African heads of state who held a summit for two days in the Ethiopian capital, Addis Ababa, could not reach a consensus on the AU recommendation to send a 5,000-member protection force to Burundi.

Burundi Foreign Minister Alain Nyamitwe, who was interviewed by Central Africa service right after the heads of state wrapped up the summit, said the Burundi government welcomes the decision to not send troops, and hopes that the idea of sending troops to Burundi is permanently put to rest.

“What is important for the government of Burundi is that African heads of states have decided not to send troops to Burundi. As a matter of fact, we articulated the wishes of the people of Burundi, who have clearly indicated through rallies across the country that they oppose the AU resolution to send troops to Burundi," Nyamitwe said.

AU resolution

"That same sentiment was echoed by the senate and the parliament. The wishes of the people are what basically prompted the government of Burundi to reject the AU’s resolution,” he said.

However, the African Union has indicated it will continue its effort to persuade the government of Burundi to accept the protection force. It announced that it would soon send a high-level delegation to Burundi. Nyamitwe said the delegation will not come to Burundi to talk about the deployment of troops, arguing that the government has time and time again spelled out that the deployment of troops is a nonstarter.

“It is true the AU representative mentioned the high-level delegation, but that is not really the way the final communiqué is worded. What we know is that those envoys will come to Burundi so we can talk about all the rumors that have been spread; as you know, so many things have been said," Nyamitwe said.

"You know that there are some reports out there that genocide was taking place in Burundi; there have also been reports of mass graves. Those are the things that we will discuss and we will show them that none of such things are taking place in Burundi,” he added.

Nyamitwe said Burundi's second vice president, Joseph Butore, who was leading the Burundian delegation to the AU summit, got a chance to brief African heads of states on the real situation in Burundi. He also said that the fact that Burundi has been elected to the African Union Peace and Security Council proves the country is a respected member of the African Union.

While the government of Burundi feels upbeat about the outcome of the summit with regard to the deployment of troops, opposition leaders feel betrayed by the “AU’s failure” to send troops to Burundi.

Opposition coalition

Leonard Nyangoma, the leader of the opposition coalition CNARED (National Council for the Restoration of the Democracy and the respect of the Constitution and the Arusha Peace Accord) spoke with the Central Africa service.

“We obviously feel once again let down by the international community. Burundians continue to suffer under a regime that has seized power unconstitutionally. However, we are not surprised by the inaction of the international community." Nyangoma said.

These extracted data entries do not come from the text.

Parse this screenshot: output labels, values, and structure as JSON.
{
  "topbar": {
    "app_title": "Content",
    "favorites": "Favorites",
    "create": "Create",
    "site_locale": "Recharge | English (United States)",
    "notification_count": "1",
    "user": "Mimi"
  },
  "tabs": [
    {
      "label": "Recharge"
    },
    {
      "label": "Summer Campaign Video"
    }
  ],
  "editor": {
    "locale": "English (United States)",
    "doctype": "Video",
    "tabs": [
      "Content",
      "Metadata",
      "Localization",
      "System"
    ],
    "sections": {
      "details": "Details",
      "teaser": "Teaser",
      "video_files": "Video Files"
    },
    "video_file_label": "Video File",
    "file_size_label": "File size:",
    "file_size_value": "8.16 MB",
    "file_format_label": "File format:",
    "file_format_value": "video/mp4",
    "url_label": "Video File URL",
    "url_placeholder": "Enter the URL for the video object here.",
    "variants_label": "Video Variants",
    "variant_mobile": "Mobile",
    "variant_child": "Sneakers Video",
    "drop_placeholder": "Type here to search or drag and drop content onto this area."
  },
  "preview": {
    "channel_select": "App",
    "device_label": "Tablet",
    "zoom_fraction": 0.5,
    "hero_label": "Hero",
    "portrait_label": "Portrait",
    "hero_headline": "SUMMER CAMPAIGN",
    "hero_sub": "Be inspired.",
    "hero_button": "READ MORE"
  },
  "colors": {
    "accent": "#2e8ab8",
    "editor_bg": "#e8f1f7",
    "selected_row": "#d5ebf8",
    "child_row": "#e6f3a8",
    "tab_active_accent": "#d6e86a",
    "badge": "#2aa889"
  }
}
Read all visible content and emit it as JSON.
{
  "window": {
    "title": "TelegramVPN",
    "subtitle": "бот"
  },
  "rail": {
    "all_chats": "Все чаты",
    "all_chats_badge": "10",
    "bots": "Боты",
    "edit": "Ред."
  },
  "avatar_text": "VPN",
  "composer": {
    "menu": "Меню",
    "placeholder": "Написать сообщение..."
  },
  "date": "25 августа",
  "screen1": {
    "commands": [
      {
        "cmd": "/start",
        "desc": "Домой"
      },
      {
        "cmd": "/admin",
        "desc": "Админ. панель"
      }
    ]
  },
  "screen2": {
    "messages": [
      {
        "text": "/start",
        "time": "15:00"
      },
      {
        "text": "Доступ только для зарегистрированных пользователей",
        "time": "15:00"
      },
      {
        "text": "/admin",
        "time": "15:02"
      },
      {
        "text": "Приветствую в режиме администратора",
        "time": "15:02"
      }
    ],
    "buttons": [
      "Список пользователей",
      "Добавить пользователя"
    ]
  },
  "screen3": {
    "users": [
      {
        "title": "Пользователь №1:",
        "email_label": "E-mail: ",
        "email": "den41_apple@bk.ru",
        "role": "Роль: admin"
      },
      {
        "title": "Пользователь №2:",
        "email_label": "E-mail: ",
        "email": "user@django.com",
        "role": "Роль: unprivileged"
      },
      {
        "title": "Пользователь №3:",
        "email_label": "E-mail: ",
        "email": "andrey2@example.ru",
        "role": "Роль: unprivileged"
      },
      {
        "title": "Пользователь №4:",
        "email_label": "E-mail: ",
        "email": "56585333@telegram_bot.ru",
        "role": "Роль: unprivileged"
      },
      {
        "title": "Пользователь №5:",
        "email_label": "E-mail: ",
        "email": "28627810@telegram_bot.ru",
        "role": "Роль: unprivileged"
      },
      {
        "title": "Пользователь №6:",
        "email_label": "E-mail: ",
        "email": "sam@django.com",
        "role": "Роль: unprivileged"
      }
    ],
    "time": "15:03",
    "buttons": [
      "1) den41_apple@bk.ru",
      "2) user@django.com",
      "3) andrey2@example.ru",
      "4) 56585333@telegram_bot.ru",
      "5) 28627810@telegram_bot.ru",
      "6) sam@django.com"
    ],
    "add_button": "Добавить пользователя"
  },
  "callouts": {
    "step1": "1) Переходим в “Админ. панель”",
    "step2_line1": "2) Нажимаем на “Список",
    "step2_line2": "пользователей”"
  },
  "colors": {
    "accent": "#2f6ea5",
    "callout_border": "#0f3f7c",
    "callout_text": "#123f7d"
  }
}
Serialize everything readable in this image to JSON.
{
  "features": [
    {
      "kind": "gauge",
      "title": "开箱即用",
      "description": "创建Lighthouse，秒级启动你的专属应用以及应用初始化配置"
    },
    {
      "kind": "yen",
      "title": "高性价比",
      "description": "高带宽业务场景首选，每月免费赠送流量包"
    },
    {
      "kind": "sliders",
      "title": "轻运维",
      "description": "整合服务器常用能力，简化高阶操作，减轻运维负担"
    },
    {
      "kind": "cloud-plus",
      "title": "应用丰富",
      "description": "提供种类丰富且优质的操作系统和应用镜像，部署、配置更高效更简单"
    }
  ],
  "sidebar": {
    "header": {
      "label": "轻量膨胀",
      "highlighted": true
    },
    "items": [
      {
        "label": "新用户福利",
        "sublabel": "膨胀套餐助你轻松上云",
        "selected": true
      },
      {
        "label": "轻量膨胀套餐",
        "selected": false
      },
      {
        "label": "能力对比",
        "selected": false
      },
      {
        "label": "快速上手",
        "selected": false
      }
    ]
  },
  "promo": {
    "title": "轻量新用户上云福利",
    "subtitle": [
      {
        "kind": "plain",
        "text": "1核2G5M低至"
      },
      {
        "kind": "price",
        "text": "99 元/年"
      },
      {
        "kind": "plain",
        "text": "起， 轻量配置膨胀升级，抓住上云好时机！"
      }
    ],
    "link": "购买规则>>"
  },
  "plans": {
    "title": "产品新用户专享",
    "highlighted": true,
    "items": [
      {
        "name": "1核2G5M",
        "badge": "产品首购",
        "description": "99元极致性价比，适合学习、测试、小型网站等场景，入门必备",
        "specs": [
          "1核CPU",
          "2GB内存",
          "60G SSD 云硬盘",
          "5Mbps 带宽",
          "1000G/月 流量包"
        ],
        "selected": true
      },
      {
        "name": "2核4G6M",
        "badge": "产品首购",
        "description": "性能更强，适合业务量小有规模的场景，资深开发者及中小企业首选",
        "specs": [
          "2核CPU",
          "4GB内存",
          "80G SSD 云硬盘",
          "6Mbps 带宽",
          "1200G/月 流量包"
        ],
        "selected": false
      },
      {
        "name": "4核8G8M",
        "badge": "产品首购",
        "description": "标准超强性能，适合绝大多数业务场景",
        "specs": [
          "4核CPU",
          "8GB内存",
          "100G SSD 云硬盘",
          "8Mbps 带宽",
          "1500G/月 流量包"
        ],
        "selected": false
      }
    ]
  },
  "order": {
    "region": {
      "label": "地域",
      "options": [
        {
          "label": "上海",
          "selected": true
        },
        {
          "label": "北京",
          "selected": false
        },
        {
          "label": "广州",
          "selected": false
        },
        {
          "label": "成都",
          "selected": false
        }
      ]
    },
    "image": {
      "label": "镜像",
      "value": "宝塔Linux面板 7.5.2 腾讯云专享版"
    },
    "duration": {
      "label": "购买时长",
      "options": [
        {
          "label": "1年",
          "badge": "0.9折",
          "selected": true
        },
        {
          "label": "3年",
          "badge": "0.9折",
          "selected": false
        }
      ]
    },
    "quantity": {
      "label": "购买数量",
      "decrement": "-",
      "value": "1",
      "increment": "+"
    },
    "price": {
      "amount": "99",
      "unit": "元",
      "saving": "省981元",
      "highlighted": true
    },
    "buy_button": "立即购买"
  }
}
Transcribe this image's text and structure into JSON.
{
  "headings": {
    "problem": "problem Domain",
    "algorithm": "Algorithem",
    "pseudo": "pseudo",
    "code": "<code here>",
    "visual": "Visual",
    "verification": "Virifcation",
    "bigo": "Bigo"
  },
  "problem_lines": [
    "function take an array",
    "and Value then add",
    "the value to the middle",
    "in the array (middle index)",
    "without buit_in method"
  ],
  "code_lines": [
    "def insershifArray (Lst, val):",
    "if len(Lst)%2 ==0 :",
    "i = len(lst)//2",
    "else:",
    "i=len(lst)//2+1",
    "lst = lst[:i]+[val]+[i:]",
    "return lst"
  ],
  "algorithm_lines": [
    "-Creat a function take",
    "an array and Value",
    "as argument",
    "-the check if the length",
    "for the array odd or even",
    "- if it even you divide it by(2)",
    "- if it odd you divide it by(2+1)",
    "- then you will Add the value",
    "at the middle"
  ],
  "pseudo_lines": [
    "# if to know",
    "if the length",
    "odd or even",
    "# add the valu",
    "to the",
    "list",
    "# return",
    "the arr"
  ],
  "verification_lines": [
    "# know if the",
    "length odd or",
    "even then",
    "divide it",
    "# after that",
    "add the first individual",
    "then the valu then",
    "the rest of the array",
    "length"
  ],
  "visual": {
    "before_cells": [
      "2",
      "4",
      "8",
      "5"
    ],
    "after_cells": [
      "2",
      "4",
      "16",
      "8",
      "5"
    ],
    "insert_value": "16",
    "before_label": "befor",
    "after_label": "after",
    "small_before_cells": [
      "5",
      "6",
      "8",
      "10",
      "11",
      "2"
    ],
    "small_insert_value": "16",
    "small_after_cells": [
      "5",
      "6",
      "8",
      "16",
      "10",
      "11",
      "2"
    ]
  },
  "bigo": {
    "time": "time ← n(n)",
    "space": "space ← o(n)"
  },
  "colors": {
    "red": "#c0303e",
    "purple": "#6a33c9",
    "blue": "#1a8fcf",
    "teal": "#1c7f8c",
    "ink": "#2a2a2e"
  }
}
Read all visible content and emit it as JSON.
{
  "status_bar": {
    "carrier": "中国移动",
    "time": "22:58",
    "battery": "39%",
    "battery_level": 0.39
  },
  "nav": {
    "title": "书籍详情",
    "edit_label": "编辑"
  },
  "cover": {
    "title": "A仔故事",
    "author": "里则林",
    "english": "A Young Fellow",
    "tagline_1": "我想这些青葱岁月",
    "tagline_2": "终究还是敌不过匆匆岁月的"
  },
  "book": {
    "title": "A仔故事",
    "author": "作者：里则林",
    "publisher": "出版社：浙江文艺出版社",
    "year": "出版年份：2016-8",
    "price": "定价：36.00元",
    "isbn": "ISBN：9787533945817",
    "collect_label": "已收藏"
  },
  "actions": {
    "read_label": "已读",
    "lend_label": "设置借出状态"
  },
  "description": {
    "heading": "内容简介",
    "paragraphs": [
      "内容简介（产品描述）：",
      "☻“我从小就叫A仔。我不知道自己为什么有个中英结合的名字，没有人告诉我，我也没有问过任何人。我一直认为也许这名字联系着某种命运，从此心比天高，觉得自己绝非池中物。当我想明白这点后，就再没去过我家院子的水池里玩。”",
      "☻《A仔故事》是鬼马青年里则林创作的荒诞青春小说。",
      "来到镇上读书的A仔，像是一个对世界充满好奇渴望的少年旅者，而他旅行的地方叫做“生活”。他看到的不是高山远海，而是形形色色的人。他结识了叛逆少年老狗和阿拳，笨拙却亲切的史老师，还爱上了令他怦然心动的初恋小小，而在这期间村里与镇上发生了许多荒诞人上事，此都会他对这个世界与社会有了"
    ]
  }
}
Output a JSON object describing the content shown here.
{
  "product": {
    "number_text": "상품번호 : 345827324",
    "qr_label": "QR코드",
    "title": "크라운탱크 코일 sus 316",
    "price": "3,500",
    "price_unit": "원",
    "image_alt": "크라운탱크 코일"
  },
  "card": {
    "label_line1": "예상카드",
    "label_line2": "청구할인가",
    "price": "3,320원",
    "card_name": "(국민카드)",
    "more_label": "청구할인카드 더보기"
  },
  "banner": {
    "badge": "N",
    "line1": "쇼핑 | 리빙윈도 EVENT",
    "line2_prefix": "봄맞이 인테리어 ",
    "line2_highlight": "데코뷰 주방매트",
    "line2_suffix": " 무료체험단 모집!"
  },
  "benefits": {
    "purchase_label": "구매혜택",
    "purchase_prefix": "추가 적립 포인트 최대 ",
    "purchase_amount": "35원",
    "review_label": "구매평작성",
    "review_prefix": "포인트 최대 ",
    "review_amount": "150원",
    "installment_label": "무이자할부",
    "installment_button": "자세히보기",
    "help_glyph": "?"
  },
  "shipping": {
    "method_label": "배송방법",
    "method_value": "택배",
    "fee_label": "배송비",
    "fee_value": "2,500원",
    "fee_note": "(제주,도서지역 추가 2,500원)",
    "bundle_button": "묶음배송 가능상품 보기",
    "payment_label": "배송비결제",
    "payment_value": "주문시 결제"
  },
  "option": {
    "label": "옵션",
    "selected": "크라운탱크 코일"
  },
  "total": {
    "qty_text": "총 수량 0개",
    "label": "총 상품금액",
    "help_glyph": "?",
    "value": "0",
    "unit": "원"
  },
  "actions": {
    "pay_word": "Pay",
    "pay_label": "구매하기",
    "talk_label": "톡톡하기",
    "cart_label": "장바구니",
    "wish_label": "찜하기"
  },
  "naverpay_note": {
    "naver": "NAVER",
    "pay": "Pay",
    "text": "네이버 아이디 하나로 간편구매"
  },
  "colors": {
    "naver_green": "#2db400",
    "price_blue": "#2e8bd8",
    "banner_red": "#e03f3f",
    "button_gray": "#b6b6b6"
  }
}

"Those who have a good memory know that in 1993, after the first democratically elected President Melchior Ndadaye was assassinated, some of his cabinet members who survived the killings that ensued requested that peacekeeping troops be sent to Burundi, but in vain. Peacekeeping troops were sent to Burundi 10 year later, after the Arusha Peace Accord was signed,” he said.

Nyangoma said that based on past experiences, peacekeeping troops never really protect civilians nor restore peace, arguing that they failed miserably to protect Rwandans in 1994. He said that an inclusive dialogue among Burundians is the only good chance of restoring long lasting peace in Burundi.

However, given that the Burundi government is adamant that “those who played a role in the failed coup and in the violent protest will never be allowed to participate in the dialogue,” analysts contend that the starting of real inclusive dialogue may take longer than expected.